Połknięte? Doskonale, możemy przejść do maści i kremów. Na pierwszy ogień najważniejsze, czyli maść na ból dupy. Bez wklepania odpowiedniej dawki kategorycznie nie wychodzimy z domu, o włączaniu internetu nawet nie wspominając. Efekt chilloutu można spotęgować, wciągając kreskę psychotropów na zszargane nerwy. Dalej krem Corega, coby ci szczena nie wypadła podczas robienia pijackiego kebsa. Kobiety dodatkowo smarują się czymś na żylaki, rozstępy, obrzęki, cellulit, popękane naczynka i higienę intymną. Najlepiej tym, co swego czasu reklamowała Żanet Kalyta, czy tam Jeannette Kalyta, a może jednak Żanetka Lyta? Never mind.
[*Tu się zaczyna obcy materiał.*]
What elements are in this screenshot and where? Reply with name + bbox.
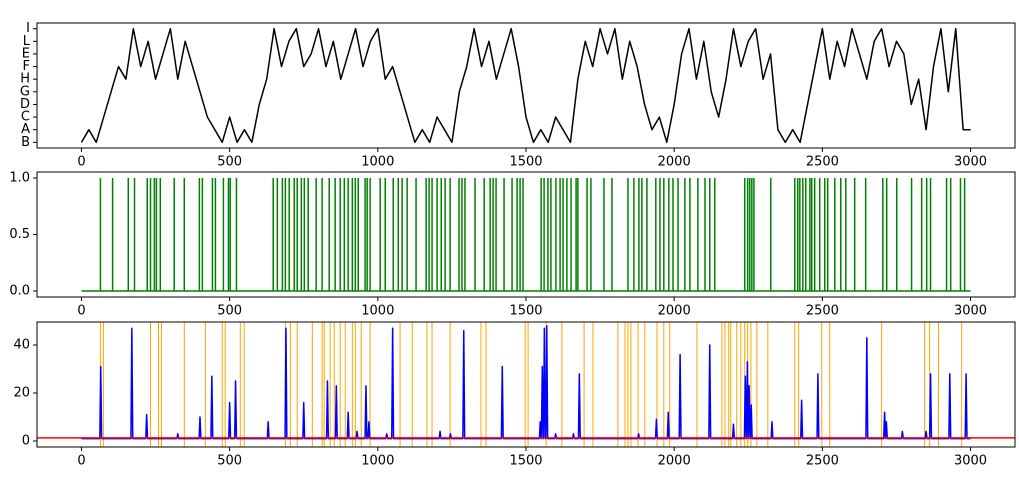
y-tick-label: 20 — [13, 386, 30, 401]
x-tick-label: 3000 — [954, 454, 987, 469]
x-tick-label: 1500 — [509, 304, 542, 319]
x-tick-label: 2500 — [806, 454, 839, 469]
line — [80, 27, 971, 144]
y-tick-label: I — [26, 21, 30, 36]
x-tick-label: 2000 — [658, 155, 691, 170]
axes-frame — [36, 321, 1016, 448]
x-tick-label: 3000 — [954, 304, 987, 319]
x-tick-label: 0 — [77, 454, 85, 469]
x-tick-label: 1500 — [509, 454, 542, 469]
y-tick-label: E — [22, 46, 30, 61]
x-tick-label: 500 — [217, 454, 242, 469]
y-tick-label: C — [21, 110, 30, 125]
y-tick-label: H — [20, 72, 30, 87]
y-tick-label: D — [20, 97, 30, 112]
y-tick-label: 0 — [22, 434, 30, 449]
x-tick-label: 500 — [217, 304, 242, 319]
y-tick-label: 1.0 — [9, 170, 30, 185]
x-tick-label: 2500 — [806, 304, 839, 319]
x-tick-label: 1000 — [361, 304, 394, 319]
y-tick-label: B — [21, 135, 30, 150]
line — [81, 325, 971, 440]
y-tick-label: 40 — [13, 338, 30, 353]
y-tick-label: 0.5 — [9, 227, 30, 242]
x-tick-label: 1000 — [361, 155, 394, 170]
axes-frame — [36, 171, 1016, 298]
x-tick-label: 0 — [77, 155, 85, 170]
x-tick-label: 1000 — [361, 454, 394, 469]
x-tick-label: 2000 — [658, 454, 691, 469]
axes-frame — [36, 22, 1016, 149]
x-tick-label: 0 — [77, 304, 85, 319]
y-tick-label: A — [21, 122, 30, 137]
x-tick-label: 2500 — [806, 155, 839, 170]
y-tick-label: L — [23, 34, 31, 49]
y-tick-label: 0.0 — [9, 284, 30, 299]
x-tick-label: 500 — [217, 155, 242, 170]
x-tick-label: 1500 — [509, 155, 542, 170]
y-tick-label: G — [20, 84, 30, 99]
y-tick-label: F — [23, 59, 30, 74]
x-tick-label: 2000 — [658, 304, 691, 319]
x-tick-label: 3000 — [954, 155, 987, 170]
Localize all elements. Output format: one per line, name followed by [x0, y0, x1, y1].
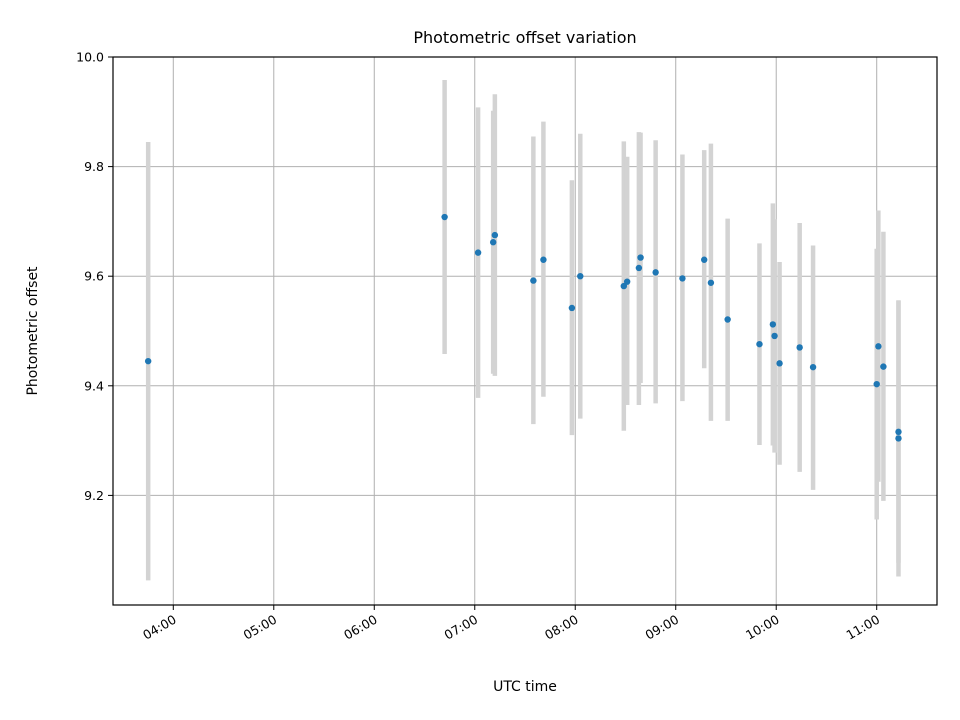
- data-point: [441, 213, 448, 221]
- data-point: [540, 256, 547, 263]
- y-tick-label: 10.0: [76, 50, 104, 65]
- data-point: [635, 264, 643, 272]
- data-point: [895, 428, 902, 436]
- data-point: [875, 343, 882, 350]
- data-point: [568, 304, 576, 312]
- y-tick-label: 9.6: [84, 269, 104, 284]
- data-point: [144, 357, 152, 365]
- data-point: [623, 278, 631, 285]
- data-point: [769, 321, 777, 328]
- data-point: [701, 256, 708, 263]
- data-point: [577, 273, 584, 280]
- data-point: [652, 269, 659, 276]
- plot-frame: [112, 56, 938, 606]
- data-point: [771, 332, 778, 340]
- y-tick-label: 9.8: [84, 159, 104, 174]
- data-point: [776, 360, 783, 367]
- data-point: [873, 380, 880, 388]
- data-point: [620, 282, 628, 290]
- data-point: [491, 231, 499, 239]
- data-point: [809, 363, 817, 371]
- y-axis-ticks: 9.2 9.4 9.6 9.8 10.0: [76, 50, 113, 503]
- x-axis-label: UTC time: [493, 679, 557, 695]
- data-point: [895, 435, 902, 442]
- data-point: [530, 277, 537, 284]
- data-point: [474, 249, 482, 256]
- y-tick-label: 9.4: [84, 378, 104, 393]
- data-point: [489, 239, 497, 246]
- data-point: [880, 363, 887, 370]
- data-point: [679, 275, 686, 282]
- y-tick-label: 9.2: [84, 488, 104, 503]
- data-point: [637, 254, 644, 261]
- data-point: [707, 279, 715, 286]
- data-point: [756, 340, 763, 348]
- data-point: [724, 316, 731, 323]
- data-points: [144, 213, 902, 442]
- chart-title: Photometric offset variation: [413, 28, 636, 47]
- data-point: [796, 344, 803, 351]
- y-axis-label: Photometric offset: [25, 266, 41, 396]
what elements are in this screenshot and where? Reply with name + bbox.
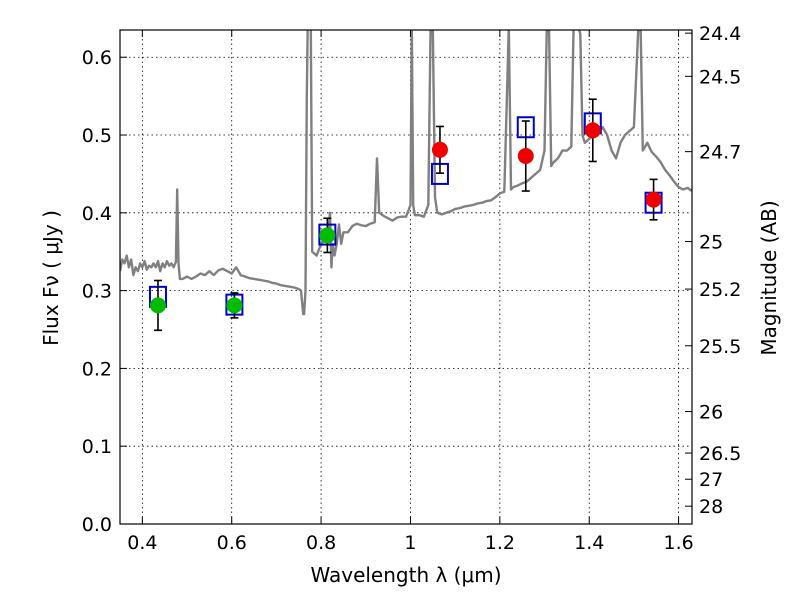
nir-point [431,141,448,158]
model-spectrum [120,30,692,316]
y2-axis-label: Magnitude (AB) [757,200,781,355]
nir-point [517,148,534,165]
y-tick-label: 0.0 [82,514,112,536]
x-tick-label: 0.6 [217,532,247,554]
x-tick-label: 1.6 [663,532,693,554]
y-tick-label: 0.3 [82,281,112,303]
y-tick-label: 0.5 [82,125,112,147]
y2-tick-label: 28 [699,496,723,518]
y2-tick-label: 26 [699,402,723,424]
x-tick-label: 1.2 [485,532,515,554]
y2-tick-label: 25 [699,232,723,254]
y2-tick-label: 27 [699,469,723,491]
optical-point [319,227,336,244]
optical-point [149,297,166,314]
y2-tick-label: 24.5 [699,66,741,88]
nir-point [645,191,662,208]
y-tick-label: 0.4 [82,203,112,225]
spectrum-line [120,30,692,316]
y-axis-label: Flux Fν ( μJy ) [39,210,63,346]
x-tick-label: 1.4 [574,532,604,554]
y2-tick-label: 24.7 [699,142,741,164]
data-markers [148,98,663,332]
x-tick-label: 1 [404,532,416,554]
y2-tick-label: 25.5 [699,336,741,358]
y-tick-label: 0.1 [82,436,112,458]
plot-border [119,29,693,525]
grid-lines [120,30,692,525]
x-tick-label: 0.8 [306,532,336,554]
y-tick-label: 0.2 [82,358,112,380]
x-tick-label: 0.4 [127,532,157,554]
y-tick-label: 0.6 [82,47,112,69]
axis-ticks: 0.4 0.6 0.8 1 1.2 1.4 1.6 0.0 0.1 0.2 0.3 0.4 0.5 0.6… [82,23,742,554]
y2-tick-label: 24.4 [699,23,741,45]
x-axis-label: Wavelength λ (μm) [310,563,501,587]
plot-frame [119,29,693,525]
nir-point [584,122,601,139]
y2-tick-label: 25.2 [699,279,741,301]
y2-tick-label: 26.5 [699,443,741,465]
optical-point [226,297,243,314]
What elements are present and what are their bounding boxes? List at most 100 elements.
Niestety to nadal nie wszystko. Pozostaje suche oko i zapchany nos, więc wypada coś wkropić, a że od kataru już tylko rzut kamieniem do kaszlu, dla pewności łykamy jeszcze syrop. Pytanie, jaki mamy kaszel? Suchy czy mokry? Lepiej golnąć dwa rodzaje. Skoro idziemy już kompleksowo, warto przy okazji possać coś na chrypkę, zwłaszcza jeśli pracujesz oralnie, np. w call center, no i nie zapominajmy o czymś na grypę, nawet jeśli jej chwilowo nie mamy. Ostatecznie lepiej zapobiegać, niż leczyć, no nie? Co jest bronią masowego rażenia, jeśli w grę wchodzi grypa? Rutinoscorbin, wiadomo. Połykamy trzy listki i zagryzamy czymś na ból zatok.
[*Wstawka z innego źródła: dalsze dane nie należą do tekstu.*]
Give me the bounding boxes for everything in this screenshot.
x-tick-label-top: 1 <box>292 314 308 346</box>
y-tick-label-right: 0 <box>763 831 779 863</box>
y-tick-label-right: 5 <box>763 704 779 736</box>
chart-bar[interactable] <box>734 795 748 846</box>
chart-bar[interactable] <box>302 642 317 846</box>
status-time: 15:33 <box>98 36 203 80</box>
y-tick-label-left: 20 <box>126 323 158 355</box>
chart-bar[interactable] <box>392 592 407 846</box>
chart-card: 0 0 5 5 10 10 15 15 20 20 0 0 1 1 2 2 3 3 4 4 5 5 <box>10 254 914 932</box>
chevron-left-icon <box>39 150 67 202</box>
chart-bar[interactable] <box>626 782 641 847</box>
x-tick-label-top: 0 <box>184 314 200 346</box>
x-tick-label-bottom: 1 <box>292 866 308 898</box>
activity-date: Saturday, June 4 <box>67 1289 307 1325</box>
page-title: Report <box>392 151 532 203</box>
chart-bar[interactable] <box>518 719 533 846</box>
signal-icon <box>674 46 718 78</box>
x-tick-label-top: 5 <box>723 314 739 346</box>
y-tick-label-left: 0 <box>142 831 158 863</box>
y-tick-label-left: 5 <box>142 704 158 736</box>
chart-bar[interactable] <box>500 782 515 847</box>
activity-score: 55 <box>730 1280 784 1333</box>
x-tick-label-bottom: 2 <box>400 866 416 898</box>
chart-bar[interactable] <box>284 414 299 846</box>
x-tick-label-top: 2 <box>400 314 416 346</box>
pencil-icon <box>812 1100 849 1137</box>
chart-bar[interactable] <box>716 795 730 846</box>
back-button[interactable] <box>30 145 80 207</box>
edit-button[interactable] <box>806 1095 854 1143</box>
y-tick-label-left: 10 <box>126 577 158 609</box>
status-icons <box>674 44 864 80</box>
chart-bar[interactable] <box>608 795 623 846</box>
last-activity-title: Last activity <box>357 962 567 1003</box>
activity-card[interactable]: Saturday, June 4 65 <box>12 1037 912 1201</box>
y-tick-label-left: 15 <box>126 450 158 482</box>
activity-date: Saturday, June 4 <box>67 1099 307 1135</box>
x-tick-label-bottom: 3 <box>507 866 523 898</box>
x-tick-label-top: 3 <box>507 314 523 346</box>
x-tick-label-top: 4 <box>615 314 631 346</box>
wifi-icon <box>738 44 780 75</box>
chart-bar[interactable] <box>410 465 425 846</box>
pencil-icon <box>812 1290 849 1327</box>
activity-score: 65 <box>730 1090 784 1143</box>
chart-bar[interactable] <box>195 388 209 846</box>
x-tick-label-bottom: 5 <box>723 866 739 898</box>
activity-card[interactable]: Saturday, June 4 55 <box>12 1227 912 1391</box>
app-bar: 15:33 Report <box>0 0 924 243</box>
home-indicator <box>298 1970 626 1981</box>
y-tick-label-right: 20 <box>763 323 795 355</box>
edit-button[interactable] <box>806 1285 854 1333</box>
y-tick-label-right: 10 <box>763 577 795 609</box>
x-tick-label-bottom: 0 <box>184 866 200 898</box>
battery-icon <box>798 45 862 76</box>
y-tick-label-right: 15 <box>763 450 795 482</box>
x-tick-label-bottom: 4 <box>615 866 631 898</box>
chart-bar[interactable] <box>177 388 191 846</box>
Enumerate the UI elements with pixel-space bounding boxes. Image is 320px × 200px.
Teraz pozostają już tylko detale, czyli dziewczyny aplikują sobie kulki gejszy, które dostały gratis do tabletek na menopauzę. Sorry, ale mięśnie Kegla same się nie wyrobią. Faceci z kolei potajemnie wstrzykują sobie między palce od stóp Penigrę, bo nigdy nie wiadomo, czy w ciągu dnia nie trafi się niespodziewany numerek, a chyba lepiej, żeby konar płonął, kiedy przyjdzie właściwy moment. Przed wyjściem z chaty wkładamy jeszcze do kieszeni Enterol, bo być może przyjdzie nam lecieć tego dnia Ryanairem, a jak wiadomo, piloci lubią wysłać stewardesy, żeby podpytały pasażerów, czy nie mają przypadkiem jakiegoś priobiotyku. Chyba nie chcemy, żeby pilot rozwalił sobie mikroflorę jelita (i przy okazji nas) przez głupi antybiotyk? Nope, niech się skupi na pilotowaniu, zwłaszcza jeśli trasa leci nad Alpami. No i to by było na tyle. Przed snem nie zapomnijcie o ponownym przyklejeniu plastra Aikido. Piguły na bezsenność i niespokojne nogi też nie zaszkodzą. I tak mniej więcej wygląda dzień z życia człowieka, który dba o swoje zdrowie. Można się pogubić, na szczęście na pamięć też znajdzie się odpowiedni specyfik.